Providing South Sudanese Refugees with life-transforming wheelchairs
Uganda currently hosts 1.3 million refugees and asylum-seekers, most from war-torn South Sudan and DR Congo. It’s the largest refugee crisis in Africa and there are significant challenges in the refugee settlements, including access to disability care.
Refugees with disabilities are among the most vulnerable individuals in a refugee crisis. The majority arrive at settlements with no wheelchairs. This drastically prohibits their independence, their access to key services, like education or health, and alienates them from community activities. This, already difficult, situation is magnified by the significant stigma many people with disabilities face, often being excluded from social events and viewed as demonised or cursed. Despite the significant challenges and needs faced by those with disabilities, very few groups are committed to working with them in this context.

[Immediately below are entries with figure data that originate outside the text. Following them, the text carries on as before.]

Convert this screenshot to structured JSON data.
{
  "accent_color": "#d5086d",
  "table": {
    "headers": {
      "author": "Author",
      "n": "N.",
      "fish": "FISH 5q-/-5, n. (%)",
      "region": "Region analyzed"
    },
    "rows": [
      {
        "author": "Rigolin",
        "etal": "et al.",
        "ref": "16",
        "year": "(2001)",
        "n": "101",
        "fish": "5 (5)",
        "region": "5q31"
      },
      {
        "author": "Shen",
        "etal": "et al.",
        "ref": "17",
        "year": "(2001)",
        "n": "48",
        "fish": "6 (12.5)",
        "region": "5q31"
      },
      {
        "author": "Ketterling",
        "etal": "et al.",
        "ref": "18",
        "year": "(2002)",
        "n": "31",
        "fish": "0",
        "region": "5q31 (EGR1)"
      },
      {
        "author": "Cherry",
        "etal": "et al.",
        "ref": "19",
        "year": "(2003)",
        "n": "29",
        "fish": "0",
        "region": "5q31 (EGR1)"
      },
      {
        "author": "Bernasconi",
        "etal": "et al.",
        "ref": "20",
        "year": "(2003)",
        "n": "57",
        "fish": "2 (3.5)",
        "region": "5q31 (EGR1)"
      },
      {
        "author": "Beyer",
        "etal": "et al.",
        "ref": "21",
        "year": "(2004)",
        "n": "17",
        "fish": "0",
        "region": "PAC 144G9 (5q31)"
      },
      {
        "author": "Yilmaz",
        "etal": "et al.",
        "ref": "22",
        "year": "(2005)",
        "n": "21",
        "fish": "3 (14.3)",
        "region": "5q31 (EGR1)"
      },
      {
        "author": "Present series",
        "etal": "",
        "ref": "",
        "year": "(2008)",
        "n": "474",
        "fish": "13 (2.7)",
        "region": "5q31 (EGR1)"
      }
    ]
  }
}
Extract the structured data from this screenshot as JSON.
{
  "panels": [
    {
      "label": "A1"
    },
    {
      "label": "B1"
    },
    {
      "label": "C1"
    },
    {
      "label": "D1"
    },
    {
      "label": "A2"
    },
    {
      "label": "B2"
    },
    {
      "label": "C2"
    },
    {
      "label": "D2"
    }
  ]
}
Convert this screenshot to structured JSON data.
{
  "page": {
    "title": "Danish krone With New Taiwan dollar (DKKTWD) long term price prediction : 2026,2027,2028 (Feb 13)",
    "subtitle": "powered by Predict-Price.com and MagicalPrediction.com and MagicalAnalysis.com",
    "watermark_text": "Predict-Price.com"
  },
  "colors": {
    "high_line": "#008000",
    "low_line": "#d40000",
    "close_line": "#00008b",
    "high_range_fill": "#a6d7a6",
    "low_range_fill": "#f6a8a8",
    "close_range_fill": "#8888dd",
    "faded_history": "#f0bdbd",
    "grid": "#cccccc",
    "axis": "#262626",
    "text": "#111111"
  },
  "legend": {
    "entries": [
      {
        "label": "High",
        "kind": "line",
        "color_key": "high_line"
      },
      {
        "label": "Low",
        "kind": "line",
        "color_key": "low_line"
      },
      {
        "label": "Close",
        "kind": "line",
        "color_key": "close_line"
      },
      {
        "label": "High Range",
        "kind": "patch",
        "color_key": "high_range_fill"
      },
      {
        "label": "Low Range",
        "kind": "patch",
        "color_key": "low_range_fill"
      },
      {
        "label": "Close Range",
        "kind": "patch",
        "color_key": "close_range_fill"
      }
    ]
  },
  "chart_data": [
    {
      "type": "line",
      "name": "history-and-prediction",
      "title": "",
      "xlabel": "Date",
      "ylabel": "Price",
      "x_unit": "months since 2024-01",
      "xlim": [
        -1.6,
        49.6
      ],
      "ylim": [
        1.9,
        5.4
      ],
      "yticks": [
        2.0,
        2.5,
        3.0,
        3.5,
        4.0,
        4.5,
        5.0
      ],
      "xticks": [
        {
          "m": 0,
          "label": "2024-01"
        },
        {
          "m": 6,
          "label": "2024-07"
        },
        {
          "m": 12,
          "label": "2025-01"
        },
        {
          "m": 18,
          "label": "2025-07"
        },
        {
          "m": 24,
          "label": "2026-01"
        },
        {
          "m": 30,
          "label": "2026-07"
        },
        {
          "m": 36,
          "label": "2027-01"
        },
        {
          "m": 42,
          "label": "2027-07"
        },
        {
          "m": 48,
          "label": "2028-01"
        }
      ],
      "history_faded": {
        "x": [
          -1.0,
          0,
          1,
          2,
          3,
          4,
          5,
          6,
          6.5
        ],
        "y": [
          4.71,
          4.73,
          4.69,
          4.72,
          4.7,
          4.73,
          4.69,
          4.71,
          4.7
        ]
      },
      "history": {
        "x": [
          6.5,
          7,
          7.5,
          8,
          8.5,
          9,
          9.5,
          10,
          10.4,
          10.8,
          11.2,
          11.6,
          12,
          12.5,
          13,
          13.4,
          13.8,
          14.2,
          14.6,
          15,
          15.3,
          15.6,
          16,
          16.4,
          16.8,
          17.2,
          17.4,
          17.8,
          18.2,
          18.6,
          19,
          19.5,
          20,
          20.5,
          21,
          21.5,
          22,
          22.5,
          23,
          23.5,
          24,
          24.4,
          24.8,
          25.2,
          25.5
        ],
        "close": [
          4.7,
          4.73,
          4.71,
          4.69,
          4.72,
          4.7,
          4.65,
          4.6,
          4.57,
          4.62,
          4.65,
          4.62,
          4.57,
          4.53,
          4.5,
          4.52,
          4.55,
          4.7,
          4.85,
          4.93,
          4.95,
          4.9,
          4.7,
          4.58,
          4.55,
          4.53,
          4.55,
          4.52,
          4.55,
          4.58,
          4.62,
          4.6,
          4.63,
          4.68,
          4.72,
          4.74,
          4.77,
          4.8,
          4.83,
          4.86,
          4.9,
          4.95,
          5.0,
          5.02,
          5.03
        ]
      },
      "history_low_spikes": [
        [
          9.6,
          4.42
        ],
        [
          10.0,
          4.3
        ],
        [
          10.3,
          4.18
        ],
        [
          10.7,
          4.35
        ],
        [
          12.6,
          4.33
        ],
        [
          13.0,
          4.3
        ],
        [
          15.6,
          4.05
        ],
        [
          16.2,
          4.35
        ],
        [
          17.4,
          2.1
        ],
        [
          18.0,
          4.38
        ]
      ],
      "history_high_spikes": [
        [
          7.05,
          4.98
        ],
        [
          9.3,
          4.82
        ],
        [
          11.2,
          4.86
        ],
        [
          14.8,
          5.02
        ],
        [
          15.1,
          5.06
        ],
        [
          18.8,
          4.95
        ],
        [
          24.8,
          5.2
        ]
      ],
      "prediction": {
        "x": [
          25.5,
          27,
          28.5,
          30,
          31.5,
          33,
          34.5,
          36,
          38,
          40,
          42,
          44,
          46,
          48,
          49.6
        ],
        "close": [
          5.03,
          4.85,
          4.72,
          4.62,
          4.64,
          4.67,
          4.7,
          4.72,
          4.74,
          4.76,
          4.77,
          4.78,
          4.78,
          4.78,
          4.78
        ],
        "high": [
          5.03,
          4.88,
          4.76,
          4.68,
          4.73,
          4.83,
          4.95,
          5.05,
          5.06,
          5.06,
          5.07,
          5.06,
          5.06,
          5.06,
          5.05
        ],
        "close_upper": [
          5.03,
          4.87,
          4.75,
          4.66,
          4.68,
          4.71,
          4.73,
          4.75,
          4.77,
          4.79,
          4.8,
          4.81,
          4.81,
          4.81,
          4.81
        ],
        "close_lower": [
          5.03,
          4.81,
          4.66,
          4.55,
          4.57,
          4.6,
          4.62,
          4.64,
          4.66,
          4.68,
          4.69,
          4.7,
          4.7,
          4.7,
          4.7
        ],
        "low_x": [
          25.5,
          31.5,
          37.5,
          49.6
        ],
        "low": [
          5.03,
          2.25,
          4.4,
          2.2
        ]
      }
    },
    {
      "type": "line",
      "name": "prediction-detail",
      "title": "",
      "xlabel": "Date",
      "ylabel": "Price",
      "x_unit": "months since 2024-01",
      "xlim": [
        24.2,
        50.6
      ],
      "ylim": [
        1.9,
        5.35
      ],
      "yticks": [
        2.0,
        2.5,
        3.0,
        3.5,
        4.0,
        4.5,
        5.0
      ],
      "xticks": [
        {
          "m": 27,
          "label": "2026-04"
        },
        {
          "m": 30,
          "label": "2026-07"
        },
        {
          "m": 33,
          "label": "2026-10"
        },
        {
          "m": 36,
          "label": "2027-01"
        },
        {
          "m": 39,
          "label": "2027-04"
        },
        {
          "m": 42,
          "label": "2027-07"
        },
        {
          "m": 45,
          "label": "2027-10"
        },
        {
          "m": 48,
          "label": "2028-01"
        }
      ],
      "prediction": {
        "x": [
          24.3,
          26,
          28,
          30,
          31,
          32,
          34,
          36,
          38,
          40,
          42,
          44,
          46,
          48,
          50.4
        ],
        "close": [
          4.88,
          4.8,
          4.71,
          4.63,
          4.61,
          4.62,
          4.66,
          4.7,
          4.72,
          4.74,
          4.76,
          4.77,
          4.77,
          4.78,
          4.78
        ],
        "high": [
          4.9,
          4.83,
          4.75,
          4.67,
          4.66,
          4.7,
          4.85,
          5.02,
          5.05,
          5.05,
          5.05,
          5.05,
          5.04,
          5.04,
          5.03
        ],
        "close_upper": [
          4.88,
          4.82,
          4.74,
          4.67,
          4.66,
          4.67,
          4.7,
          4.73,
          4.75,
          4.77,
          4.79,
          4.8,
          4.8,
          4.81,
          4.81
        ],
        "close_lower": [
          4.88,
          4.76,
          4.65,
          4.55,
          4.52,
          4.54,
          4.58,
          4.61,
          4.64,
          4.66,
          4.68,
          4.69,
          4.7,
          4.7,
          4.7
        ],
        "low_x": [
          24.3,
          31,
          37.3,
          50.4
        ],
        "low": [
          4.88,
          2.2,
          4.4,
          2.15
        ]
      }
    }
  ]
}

We believe every person with a disability should be empowered and equipped to overcome these challenges. Every year, we help provide wheelchairs across 3 refugee settlements in northern Uganda, as well as assisting local Ugandan communities who need support. Adhering to World Health Organisation (WHO) guidelines, each beneficiary is carefully assessed by a qualified team, to ensure they get the best wheelchair for their needs. We also have a dedicated team of 9 Community Based Rehabilitation workers, many who have completed their WHO Intermediate Wheelchair Technician training course. This team provides on-going support within the community, advocating for the rights of people with disabilities and providing sustainable, long-term support for those we help.
Project Start Date: 2017
Number of wheelchairs distributed: 889
Lives being impacted: 4445
Wheelchair Provision Case Study
Gift is an amazing girl our team met in February 2020. Born in South Sudan, with no arms or legs, and now a refugee in northern Uganda, Gift has struggled to gain the independence she deserves. But, despite her disability, she loves playing the drums and drawing. Thanks to our partnership with Walkabout Foundation, Gift received a wonderful new wheelchair, with an adapted tray table, and also a prosthetic arm. She loved her new wheelchair and arm and spent the whole day drawing! Many children receive wheelchairs through this work and their lives are transformed. Some can go to school again, others have said peer-bullying has stopped, and many get to enjoy life in the community for the first time.